During my summer holiday I’ve mainly been working on making the Emacs networking layer more asynchronous.
To set up a connection, you first have to do DNS resolution, then the TCP three way handshake to set up a socket, and then (if you’re setting up a TLS connection) do the TLS negotiation. Then you can start talking to the server. Up until now, only the middle bit (setting up the socket) has been non-blocking, while the two bits at either end have blocked the main Emacs execution thread.
This means that when eww, the Emacs web browser, wants to download and insert an image into the buffer, the user experience got kinda choppy. The DNS resolution might take a while, and when talking to far away servers, the TLS negotiation certainly took some time.
By adding code based on the glibc getaddrinfo_a library function, the first problem was solved. By calling the gnutls negotiation code from the Emacs event loop, the final problem was solved.

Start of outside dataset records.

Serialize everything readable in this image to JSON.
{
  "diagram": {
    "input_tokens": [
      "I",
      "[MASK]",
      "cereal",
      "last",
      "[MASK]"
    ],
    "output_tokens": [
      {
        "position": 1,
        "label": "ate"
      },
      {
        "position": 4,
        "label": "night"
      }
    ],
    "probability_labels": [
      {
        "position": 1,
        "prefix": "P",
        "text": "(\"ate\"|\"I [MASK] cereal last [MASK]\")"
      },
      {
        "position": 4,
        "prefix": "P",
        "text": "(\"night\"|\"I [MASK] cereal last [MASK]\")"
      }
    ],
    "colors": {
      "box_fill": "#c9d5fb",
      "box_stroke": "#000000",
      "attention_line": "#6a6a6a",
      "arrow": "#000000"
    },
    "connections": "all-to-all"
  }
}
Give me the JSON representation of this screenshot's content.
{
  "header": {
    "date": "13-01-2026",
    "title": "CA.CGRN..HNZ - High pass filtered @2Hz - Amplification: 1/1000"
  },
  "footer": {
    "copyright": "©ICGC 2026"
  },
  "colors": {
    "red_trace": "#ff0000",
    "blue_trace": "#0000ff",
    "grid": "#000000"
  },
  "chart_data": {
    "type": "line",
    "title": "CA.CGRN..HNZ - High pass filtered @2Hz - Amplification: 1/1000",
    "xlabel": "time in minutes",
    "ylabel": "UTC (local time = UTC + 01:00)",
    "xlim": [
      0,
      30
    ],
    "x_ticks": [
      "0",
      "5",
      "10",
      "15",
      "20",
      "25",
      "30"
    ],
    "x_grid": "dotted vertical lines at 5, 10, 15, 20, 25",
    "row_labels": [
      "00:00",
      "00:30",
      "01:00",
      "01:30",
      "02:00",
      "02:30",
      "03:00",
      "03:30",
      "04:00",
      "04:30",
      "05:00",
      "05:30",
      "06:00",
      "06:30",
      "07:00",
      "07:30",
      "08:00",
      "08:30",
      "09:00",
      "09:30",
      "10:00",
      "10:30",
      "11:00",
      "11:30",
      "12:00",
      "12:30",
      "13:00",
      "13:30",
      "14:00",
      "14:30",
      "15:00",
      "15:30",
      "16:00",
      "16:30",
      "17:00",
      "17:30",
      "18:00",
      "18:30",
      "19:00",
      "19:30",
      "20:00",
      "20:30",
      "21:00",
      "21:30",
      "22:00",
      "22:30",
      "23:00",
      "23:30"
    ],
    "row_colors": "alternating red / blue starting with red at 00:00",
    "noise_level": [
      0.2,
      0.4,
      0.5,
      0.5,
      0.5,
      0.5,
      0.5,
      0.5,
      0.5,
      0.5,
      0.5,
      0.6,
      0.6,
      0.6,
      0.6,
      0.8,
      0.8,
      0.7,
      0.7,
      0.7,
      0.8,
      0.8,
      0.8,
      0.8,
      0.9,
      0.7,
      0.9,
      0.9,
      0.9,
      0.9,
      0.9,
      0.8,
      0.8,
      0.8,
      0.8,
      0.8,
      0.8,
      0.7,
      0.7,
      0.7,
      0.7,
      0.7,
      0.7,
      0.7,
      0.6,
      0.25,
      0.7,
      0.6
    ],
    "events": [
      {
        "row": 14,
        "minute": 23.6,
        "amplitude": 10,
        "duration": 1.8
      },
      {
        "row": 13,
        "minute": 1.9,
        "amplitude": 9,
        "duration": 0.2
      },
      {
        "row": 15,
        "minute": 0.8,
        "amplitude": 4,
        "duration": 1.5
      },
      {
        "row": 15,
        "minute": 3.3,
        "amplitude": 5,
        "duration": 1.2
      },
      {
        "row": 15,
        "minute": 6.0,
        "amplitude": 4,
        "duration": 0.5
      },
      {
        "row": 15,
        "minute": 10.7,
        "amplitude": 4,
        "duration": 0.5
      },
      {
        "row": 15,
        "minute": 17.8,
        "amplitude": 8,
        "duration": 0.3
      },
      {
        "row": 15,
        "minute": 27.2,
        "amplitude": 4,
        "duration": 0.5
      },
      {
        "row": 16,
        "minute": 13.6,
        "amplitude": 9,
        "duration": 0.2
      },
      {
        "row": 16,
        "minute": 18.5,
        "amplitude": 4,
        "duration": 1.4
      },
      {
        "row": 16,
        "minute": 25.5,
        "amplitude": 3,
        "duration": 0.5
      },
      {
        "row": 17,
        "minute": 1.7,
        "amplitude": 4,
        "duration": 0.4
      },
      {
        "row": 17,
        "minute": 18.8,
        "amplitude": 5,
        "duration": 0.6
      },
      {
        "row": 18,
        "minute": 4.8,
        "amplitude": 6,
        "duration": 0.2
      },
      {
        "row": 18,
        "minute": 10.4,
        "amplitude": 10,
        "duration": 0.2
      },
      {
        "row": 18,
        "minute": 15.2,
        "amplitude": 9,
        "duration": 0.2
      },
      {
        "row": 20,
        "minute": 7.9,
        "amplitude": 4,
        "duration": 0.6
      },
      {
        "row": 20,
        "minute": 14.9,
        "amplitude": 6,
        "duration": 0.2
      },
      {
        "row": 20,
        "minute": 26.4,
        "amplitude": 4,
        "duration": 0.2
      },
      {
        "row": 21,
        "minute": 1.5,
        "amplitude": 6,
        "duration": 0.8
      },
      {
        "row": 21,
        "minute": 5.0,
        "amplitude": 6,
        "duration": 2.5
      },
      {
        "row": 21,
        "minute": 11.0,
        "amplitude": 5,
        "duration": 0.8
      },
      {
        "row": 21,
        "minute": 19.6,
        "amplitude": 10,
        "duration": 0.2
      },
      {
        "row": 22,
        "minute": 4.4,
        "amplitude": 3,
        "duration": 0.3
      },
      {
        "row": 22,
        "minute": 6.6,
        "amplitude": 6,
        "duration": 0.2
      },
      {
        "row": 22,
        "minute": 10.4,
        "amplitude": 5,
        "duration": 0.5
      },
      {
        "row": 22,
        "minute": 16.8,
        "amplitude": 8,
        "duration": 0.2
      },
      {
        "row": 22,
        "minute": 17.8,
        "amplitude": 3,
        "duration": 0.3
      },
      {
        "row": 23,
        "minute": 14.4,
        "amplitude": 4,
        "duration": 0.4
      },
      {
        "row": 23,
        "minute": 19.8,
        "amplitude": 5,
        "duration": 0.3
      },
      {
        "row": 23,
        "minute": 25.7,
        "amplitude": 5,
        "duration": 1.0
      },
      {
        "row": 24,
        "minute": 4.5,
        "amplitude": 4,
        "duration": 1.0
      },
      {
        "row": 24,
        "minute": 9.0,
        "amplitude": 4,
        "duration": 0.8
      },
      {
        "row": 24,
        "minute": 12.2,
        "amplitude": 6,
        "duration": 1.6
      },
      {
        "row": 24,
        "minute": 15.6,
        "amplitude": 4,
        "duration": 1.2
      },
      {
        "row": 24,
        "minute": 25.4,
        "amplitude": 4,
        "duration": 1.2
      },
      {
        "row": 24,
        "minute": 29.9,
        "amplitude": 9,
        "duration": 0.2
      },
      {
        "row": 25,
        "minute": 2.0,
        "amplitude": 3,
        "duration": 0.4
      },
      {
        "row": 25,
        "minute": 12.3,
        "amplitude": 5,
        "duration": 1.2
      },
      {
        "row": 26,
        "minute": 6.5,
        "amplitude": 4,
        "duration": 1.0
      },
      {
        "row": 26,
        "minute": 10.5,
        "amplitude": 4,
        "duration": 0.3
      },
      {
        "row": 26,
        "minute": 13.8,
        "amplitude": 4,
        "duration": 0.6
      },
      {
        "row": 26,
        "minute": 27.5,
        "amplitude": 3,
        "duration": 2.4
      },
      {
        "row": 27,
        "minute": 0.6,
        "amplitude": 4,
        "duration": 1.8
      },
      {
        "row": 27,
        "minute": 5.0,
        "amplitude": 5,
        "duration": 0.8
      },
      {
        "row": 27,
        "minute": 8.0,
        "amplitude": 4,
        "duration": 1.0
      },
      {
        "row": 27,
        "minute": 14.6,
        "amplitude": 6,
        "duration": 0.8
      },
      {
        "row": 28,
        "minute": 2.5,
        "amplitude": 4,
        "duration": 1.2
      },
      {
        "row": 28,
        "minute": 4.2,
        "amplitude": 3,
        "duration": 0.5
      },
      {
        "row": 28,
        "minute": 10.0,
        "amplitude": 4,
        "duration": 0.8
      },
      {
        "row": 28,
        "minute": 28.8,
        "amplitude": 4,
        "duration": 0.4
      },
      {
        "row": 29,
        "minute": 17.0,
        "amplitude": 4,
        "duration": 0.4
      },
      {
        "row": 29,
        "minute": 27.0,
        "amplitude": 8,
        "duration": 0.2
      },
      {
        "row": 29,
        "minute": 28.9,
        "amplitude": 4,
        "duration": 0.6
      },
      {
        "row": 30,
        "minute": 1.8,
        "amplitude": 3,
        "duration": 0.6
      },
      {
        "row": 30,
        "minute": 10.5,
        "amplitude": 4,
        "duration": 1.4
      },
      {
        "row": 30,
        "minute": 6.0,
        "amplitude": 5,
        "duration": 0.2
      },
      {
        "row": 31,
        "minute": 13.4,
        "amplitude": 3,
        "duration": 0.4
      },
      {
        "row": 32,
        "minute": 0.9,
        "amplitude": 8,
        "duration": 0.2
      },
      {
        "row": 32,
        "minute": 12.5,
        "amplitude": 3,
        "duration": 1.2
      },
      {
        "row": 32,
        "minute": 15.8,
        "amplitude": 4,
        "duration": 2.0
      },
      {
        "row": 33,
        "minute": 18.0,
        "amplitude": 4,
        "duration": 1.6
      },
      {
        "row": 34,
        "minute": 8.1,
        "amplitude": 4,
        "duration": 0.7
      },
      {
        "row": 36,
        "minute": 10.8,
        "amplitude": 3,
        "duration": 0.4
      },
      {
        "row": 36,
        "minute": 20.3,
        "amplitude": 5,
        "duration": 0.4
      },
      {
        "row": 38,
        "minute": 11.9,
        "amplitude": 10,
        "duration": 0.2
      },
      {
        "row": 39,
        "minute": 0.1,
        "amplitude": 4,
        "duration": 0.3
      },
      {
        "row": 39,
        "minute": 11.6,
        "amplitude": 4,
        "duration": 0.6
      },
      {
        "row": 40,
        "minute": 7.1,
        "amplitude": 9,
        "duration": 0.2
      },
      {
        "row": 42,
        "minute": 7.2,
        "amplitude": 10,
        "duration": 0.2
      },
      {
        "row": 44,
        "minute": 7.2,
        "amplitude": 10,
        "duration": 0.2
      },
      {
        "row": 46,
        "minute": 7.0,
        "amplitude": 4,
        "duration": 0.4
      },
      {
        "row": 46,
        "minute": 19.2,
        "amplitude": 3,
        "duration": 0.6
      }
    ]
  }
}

Behold! I’m here reloading a Norwegian web page where most of the images are fetched via https (i.e., TLS):
I’m in Australia, so the networking all the way to Norway is s-l-o-w. Especially since these are TLS connections. Lots of chatter back and forth. As you can see from the cursor movement, there’s no noticable choppiness. Trying the same on this web page before the async patch went it is pretty horrible.
Yay. And it was only a 3200 line diff. Ok, ok, most of that was chopping up lots of 700 line functions into slightly less ridiculously long functions, but eek.